A crise atinge vários sentidos. Cultural, moral, existencial, midiática, urbana, automotiva etc. Uma crise que se apoia no desgaste de reputações. Pois os maiores envolvidos em corrupção e fraudes são justamente pessoas que ainda gozam de prestígio porque simbolizam o status quo político, econômico, administrativo, técnico, acadêmico, midiático e religioso.

De Luciano Huck a Jaime Lerner, de Aécio Neves a Chico Xavier, da Rede Globo à Rádio Cidade, das filiais brasileiras da MC Donald's à Confederação Brasileira de Futebol (CBF), do "funk carioca" ao BRT, tudo isso simboliza o desgaste de decisões e práticas que se respaldavam em uma alegada superioridade de pretensos detentores de superioridade nos âmbitos de status acima citados.

Isso desnorteia gravemente nossa sociedade, que fica confusa e desorientada.
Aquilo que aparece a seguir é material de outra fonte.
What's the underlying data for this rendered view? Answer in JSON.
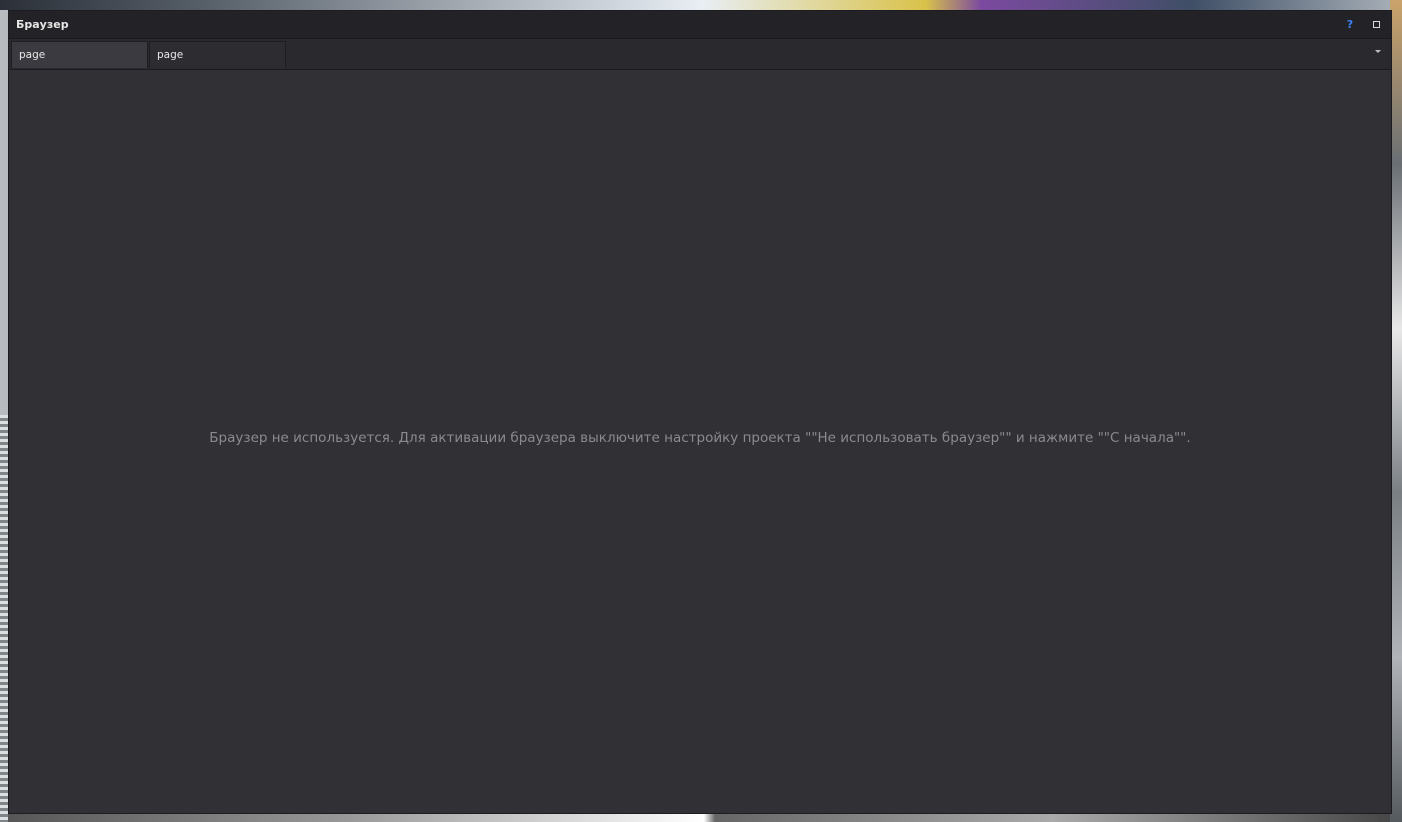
{
  "window": {
    "title": "Браузер"
  },
  "titlebar": {
    "help_label": "?",
    "help_color": "#3b82f6"
  },
  "tabs": [
    {
      "label": "page",
      "active": true
    },
    {
      "label": "page",
      "active": false
    }
  ],
  "content": {
    "message": "Браузер не используется. Для активации браузера выключите настройку проекта \"\"Не использовать браузер\"\" и нажмите \"\"С начала\"\"."
  },
  "colors": {
    "window_bg": "#303035",
    "titlebar_bg": "#232327",
    "message_text": "#8a8a8f"
  }
}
Ela não quer ver cair seus totens envolvidos em escândalos gravíssimos. Prefere a ilusão fácil do bordão "quem nunca erra?", ignorando que os erros que seus ídolos de diversos tipos fazem e os que instituições e medidas provocam causam um sério prejuízo de proporções incalculáveis para a população.

É através dessa ilusão do "quem nunca erra?", que mais parece uma sutil apologia a erros graves cometidos por gente "tarimbada" que o Brasil está sofrendo a crise extrema que envergonha o mundo. A complacência ao status quo que permite que os "de cima" cometam erros graves que supostamente "não fazem mal" faz com que tantos prejuízos, irregularidades e escândalos aconteçam. Não será hora de sacrificar e derrubar muitos totens em nome da ética, da coerência e do bom senso?